In my opinion, “too far” is when authors give their therapist characters an almost clairvoyant ability to declare (with God-like conviction) what’s going on in the mind of some suspected bad guy. Because, as any working mental health professional will tell you, facile, off-the-cuff interpretations of a patient’s psychological state rarely end up being accurate. And can even do great harm.

Once, when asked how he worked, Albert Einstein replied, “I grope.” Frankly, that’s what most good therapists do, too. They grope. That is, if they truly respect the therapeutic process—and their patients.

In my own series of mystery thrillers, my lead character, psychologist and trauma expert Daniel Rinaldi, does a lot of groping. Trying to make sense not only of his patients, or some suspect for which the Pittsburgh Police are seeking his expertise, but of himself, too. His own motives, prejudices, needs.

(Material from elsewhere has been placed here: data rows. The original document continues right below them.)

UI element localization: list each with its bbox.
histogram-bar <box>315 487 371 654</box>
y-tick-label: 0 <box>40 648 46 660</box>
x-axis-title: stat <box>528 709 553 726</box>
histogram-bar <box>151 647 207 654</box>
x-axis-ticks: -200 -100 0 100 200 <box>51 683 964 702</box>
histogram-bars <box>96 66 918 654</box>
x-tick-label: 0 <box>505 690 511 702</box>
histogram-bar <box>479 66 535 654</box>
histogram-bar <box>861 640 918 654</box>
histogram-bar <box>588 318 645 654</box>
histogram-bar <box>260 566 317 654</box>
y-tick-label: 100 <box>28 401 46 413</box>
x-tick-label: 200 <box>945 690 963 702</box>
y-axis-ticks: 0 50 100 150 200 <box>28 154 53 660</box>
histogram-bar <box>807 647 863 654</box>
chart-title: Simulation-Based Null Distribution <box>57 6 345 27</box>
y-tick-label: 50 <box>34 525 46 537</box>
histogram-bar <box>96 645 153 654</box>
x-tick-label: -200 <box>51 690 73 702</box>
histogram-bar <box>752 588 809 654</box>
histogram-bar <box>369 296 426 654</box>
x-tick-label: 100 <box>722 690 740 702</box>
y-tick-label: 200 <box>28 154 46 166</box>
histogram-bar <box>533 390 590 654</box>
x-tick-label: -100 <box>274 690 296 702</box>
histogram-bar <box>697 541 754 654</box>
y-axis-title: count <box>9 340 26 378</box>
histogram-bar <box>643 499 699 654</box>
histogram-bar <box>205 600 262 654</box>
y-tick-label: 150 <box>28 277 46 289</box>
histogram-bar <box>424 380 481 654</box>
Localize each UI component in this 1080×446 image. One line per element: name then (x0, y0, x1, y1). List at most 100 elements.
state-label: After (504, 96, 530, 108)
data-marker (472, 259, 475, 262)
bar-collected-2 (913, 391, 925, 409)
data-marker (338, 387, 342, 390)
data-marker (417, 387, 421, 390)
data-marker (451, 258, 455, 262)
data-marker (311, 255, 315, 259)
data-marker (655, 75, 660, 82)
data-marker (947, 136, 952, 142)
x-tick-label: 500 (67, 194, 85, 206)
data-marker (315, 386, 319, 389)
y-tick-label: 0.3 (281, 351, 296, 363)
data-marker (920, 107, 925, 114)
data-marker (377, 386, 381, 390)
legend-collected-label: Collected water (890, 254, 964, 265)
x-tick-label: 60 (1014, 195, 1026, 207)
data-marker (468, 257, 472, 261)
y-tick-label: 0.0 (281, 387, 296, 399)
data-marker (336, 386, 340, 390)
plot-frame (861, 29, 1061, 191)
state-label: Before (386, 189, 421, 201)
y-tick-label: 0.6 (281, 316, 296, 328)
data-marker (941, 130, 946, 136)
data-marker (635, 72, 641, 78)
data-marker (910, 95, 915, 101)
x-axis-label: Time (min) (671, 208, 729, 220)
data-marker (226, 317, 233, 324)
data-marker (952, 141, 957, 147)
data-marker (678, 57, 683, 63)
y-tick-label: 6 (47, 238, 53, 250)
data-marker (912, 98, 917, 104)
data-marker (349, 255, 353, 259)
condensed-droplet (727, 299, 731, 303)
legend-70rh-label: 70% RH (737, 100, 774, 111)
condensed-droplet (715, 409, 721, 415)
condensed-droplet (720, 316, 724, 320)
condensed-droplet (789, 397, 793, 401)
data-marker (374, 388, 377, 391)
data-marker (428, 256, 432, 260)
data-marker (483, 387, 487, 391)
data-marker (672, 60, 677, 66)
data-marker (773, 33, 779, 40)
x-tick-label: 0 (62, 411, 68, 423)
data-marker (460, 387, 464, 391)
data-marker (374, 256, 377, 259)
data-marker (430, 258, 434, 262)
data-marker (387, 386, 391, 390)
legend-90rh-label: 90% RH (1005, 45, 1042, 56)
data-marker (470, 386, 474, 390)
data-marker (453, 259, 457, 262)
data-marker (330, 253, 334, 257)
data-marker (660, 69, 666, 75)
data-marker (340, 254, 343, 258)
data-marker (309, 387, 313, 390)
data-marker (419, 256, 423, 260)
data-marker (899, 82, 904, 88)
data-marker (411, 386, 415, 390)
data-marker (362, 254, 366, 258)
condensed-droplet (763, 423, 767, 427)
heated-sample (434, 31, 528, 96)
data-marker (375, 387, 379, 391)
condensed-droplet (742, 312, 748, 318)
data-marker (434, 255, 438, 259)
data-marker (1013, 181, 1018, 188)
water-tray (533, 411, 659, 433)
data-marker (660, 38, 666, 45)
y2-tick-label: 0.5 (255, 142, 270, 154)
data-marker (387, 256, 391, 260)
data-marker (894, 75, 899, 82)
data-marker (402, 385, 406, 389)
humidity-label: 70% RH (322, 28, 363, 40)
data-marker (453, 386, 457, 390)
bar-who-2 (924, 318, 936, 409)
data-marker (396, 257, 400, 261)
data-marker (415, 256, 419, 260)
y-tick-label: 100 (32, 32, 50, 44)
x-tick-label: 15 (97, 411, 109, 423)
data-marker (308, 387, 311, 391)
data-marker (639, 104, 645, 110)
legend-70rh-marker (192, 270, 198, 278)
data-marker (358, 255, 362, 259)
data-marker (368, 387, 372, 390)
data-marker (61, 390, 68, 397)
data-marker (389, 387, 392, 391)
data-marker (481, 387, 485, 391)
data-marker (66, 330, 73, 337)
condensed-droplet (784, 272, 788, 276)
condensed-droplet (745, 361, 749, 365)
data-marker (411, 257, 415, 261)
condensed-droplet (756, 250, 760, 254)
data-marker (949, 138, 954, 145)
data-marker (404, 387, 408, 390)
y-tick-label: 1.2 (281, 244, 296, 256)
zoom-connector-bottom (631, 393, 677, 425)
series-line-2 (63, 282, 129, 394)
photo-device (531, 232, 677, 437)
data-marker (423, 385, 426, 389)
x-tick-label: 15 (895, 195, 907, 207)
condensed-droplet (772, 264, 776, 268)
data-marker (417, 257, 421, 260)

As a therapist in private practice for over 28 years, I’ve grown to appreciate the vast differences in temperament, relationship choices, communication styles and beliefs of my patients—and how these translate into behaviors, both healthy and harmful. Which means I’ve been forced many times to challenge the orthodoxy of my own profession, and to pay attention to the potential danger of reducing people to a simple diagnostic category.

I think all of us who write mysteries owe our various suspects and bad guys the same consideration. As well as try to keep our shrink characters’ smug, self-congratulatory opinions in check.

After all, despite being fictional, they’re still only human.